Ntuli spoke about how young women also inherit negative codes that impact how they show up in the workplace and how there is a confidence gap that needs to be built up. And while the report shows that 81% of women view confidence as a key marker of success, 39% of them still experience self-doubt. Ntuli elaborated on how this gap can show up in practical terms.
“So, women start a first job, and they don't talk about money. The moment they get an offer, they accept it. And of course, one of the codes there is gratitude,” said Ntuli. “So, you're like, I'm so grateful for this role, even if they're underpaying you, but you don't even know because you don't talk about money. You don't do peer benchmarking. You then navigate through the opportunity, not seeking mentorship, because you're told that you should be resilient as you go through life.”
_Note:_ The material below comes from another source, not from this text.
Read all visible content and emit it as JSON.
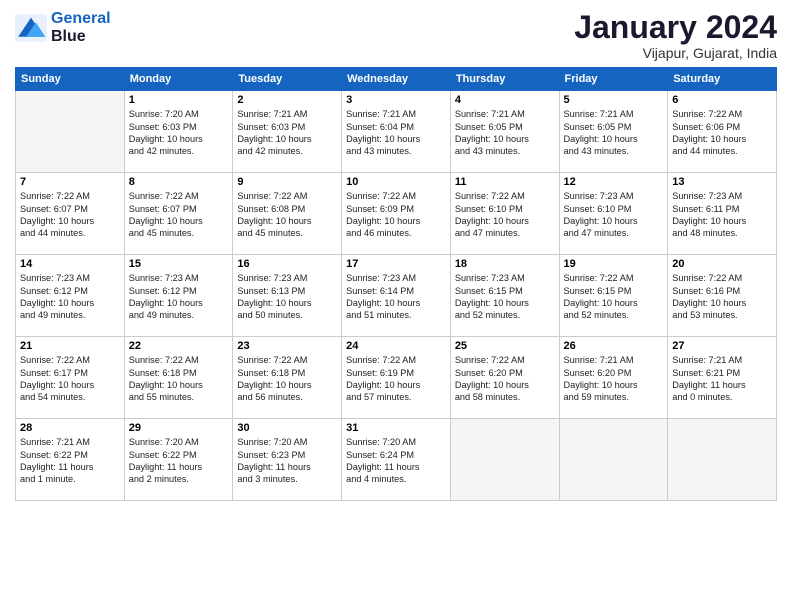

Added Ntuli: “And so I think that there are a lot of codes that we've inherited, some negative, some positive. But a lot of the negative ones are affecting how women progress in the workplace. And I think that we must be intentional about how we change that and create safe spaces to change that.”
With only 9% of households having a professional accredited adviser, Horn cautioned that while emerging technology like AI shouldn’t be seen as a competitor with financial advice but rather a companion.
“Advice is the wisdom to AI,” said Horn. “AI is an enabler of information; it's not advice versus AI. It is advice plus AI. It's the pace, it's the implementation assistance. The advice role in that is the interpretation. It gives you the adjustment, analysis, the empathy you need, give you the confidence and being an accountability partner.”
Nixon said AI needs to be treated akin to the role VAR (video assistant referee) plays in football. It should be treated as another perspective but not giving the ultimate word. The language model is also limited in truly understanding you and your context.
“You need to know yourself to grow yourself,” said Nixon. “We need to start understanding our own parts in the financial decisions that we make. Yes, we inherit stuff from our parents. There's some stuff that's good. There's some stuff that's not so good. It's part of our DNA. But that doesn't mean we can't change it.”